# Steam Game Review Scraper

Webscrape game review data from Steam, including the user, profile link, and the review itself

In [1]:
import requests as re
import pandas as pd

## Requesting reviews from Steam:

The page is continously scrolling, so you'll need to grab the cards, then scroll down to the bottom and repeat until finished. For this project, we are going to collect the following information:
- Steam ID
- Review Text
- Review Recommendation
- Date Posted
- There are 181 pages of DS2 reviews
- Each review is contained under:
    - div class="apphub_CardTextContent"

In [2]:
init_request = re.get('https://store.steampowered.com/appreviews/335300?json=1?filter=all&language=english&num_per_page=100').json()

In [3]:
init_request['success']

1

In [4]:
init_request['query_summary']

{'num_reviews': 91,
 'review_score': 8,
 'review_score_desc': 'Very Positive',
 'total_positive': 21986,
 'total_negative': 4471,
 'total_reviews': 26457}

- Using cursors to get more batches of reviews:

In [5]:
cursor = init_request['cursor']
cursor 

'AoIIPwAAAHyKjuEE'

In [6]:
request = re.get(f'https://store.steampowered.com/appreviews/335300?json=1?filter=all&language=english&num_per_page=100&cursor={cursor}').json()
request['cursor']

'AoIIPwYYanm+09sE'

- Convert to dataframe:

In [7]:
def review_batches(app_id=335300):
    # Initial request:
    init_request = re.get(f'https://store.steampowered.com/appreviews/{app_id}?json=1?filter=all&language=english&num_per_page=100&cursor=*').json()

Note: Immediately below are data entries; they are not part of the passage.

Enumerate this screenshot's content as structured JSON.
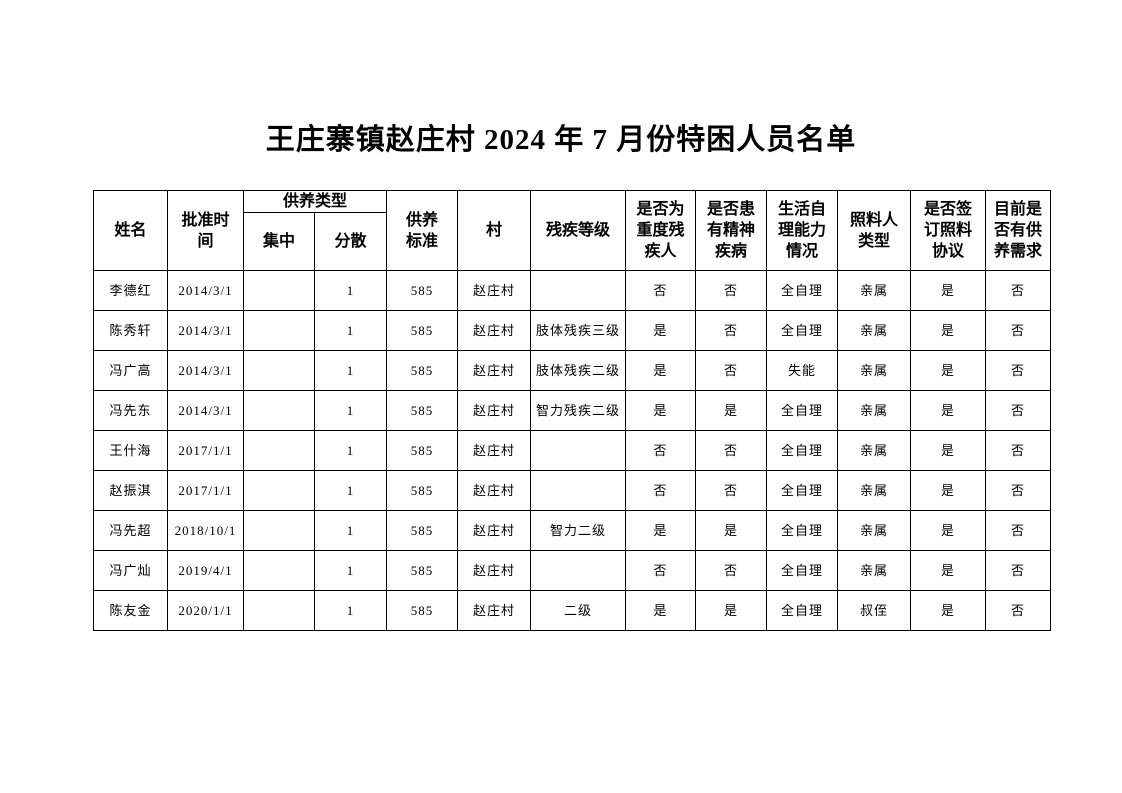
{
  "page": {
    "title": "王庄寨镇赵庄村 2024 年 7 月份特困人员名单"
  },
  "table": {
    "header": {
      "name": "姓名",
      "approval_time": "批准时\n间",
      "support_type": "供养类型",
      "centralized": "集中",
      "dispersed": "分散",
      "support_standard": "供养\n标准",
      "village": "村",
      "disability_level": "残疾等级",
      "severe_disability": "是否为\n重度残\n疾人",
      "mental_illness": "是否患\n有精神\n疾病",
      "self_care": "生活自\n理能力\n情况",
      "caretaker_type": "照料人\n类型",
      "care_agreement": "是否签\n订照料\n协议",
      "support_need": "目前是\n否有供\n养需求"
    },
    "rows": [
      [
        "李德红",
        "2014/3/1",
        "",
        "1",
        "585",
        "赵庄村",
        "",
        "否",
        "否",
        "全自理",
        "亲属",
        "是",
        "否"
      ],
      [
        "陈秀轩",
        "2014/3/1",
        "",
        "1",
        "585",
        "赵庄村",
        "肢体残疾三级",
        "是",
        "否",
        "全自理",
        "亲属",
        "是",
        "否"
      ],
      [
        "冯广高",
        "2014/3/1",
        "",
        "1",
        "585",
        "赵庄村",
        "肢体残疾二级",
        "是",
        "否",
        "失能",
        "亲属",
        "是",
        "否"
      ],
      [
        "冯先东",
        "2014/3/1",
        "",
        "1",
        "585",
        "赵庄村",
        "智力残疾二级",
        "是",
        "是",
        "全自理",
        "亲属",
        "是",
        "否"
      ],
      [
        "王什海",
        "2017/1/1",
        "",
        "1",
        "585",
        "赵庄村",
        "",
        "否",
        "否",
        "全自理",
        "亲属",
        "是",
        "否"
      ],
      [
        "赵振淇",
        "2017/1/1",
        "",
        "1",
        "585",
        "赵庄村",
        "",
        "否",
        "否",
        "全自理",
        "亲属",
        "是",
        "否"
      ],
      [
        "冯先超",
        "2018/10/1",
        "",
        "1",
        "585",
        "赵庄村",
        "智力二级",
        "是",
        "是",
        "全自理",
        "亲属",
        "是",
        "否"
      ],
      [
        "冯广灿",
        "2019/4/1",
        "",
        "1",
        "585",
        "赵庄村",
        "",
        "否",
        "否",
        "全自理",
        "亲属",
        "是",
        "否"
      ],
      [
        "陈友金",
        "2020/1/1",
        "",
        "1",
        "585",
        "赵庄村",
        "二级",
        "是",
        "是",
        "全自理",
        "叔侄",
        "是",
        "否"
      ]
    ]
  }
}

    # Used to get further batches of reviews:
    cursor = init_request['cursor']

    # Creating the actual df:
    init_reviews = init_request['reviews']

    columns = ['review', 'init_date', 'update_date', 'in_early_access']
    reviews_data = {
        'review': [review['review'] for review in init_reviews],
        'init_date': [review['timestamp_created'] for review in init_reviews],
        'update_date': [review['timestamp_updated'] for review in init_reviews],
        'in_early_access': [review['written_during_early_access'] for review in init_reviews]
    }
    reviews = pd.DataFrame(reviews_data, columns=columns)

    # Keeping track if a request was successful:
    success = init_request['success']
    while success:
        request = re.get(f'https://store.steampowered.com/appreviews/{app_id}?json=1?filter=all&language=english&num_per_page=100&cursor={cursor}').json()
        if 'cursor' in request:
            cursor = request['cursor']
        else:
            break

        more_data = {
            'review': [review['review'] for review in init_reviews],
            'init_date': [review['timestamp_created'] for review in init_reviews],
            'update_date': [review['timestamp_updated'] for review in init_reviews],
            'in_early_access': [review['written_during_early_access'] for review in init_reviews]
        }
        more = pd.DataFrame(more_data, columns=columns)
        reviews = pd.concat([reviews, more], ignore_index=True)

        success = request['success']
    
    return reviews

In [8]:
reviews = review_batches()
reviews

Unnamed: 0,review,init_date,update_date,in_early_access
0,Dark Souls II is many things its siblings are ...,1710199956,1710199995,False
1,"Reddit told me this game sucks, don't trust a ...",1710453440,1710453440,False
2,I try and play this game and it gives me a hea...,1709438268,1709438268,False
3,"""The lord souls killed my wife"" - John Darksoul",1709070496,1709070496,False
4,"dark souls 1 felt like you were truly lost, in...",1710202744,1710202856,False
...,...,...,...,...
177,Not enjoyable enough to finish. Made by people...,1709557574,1709557574,False
178,"I wanted to like this game, but it just doesn'...",1709551481,1710296156,False
179,Every other game in the Souls series is better...,1710588447,1710588447,False
180,One of the worst games ive ever had the disple...,1710560570,1710560570,False


## Saving the reviews into a csv file:

In [9]:
# save the df to a CSV file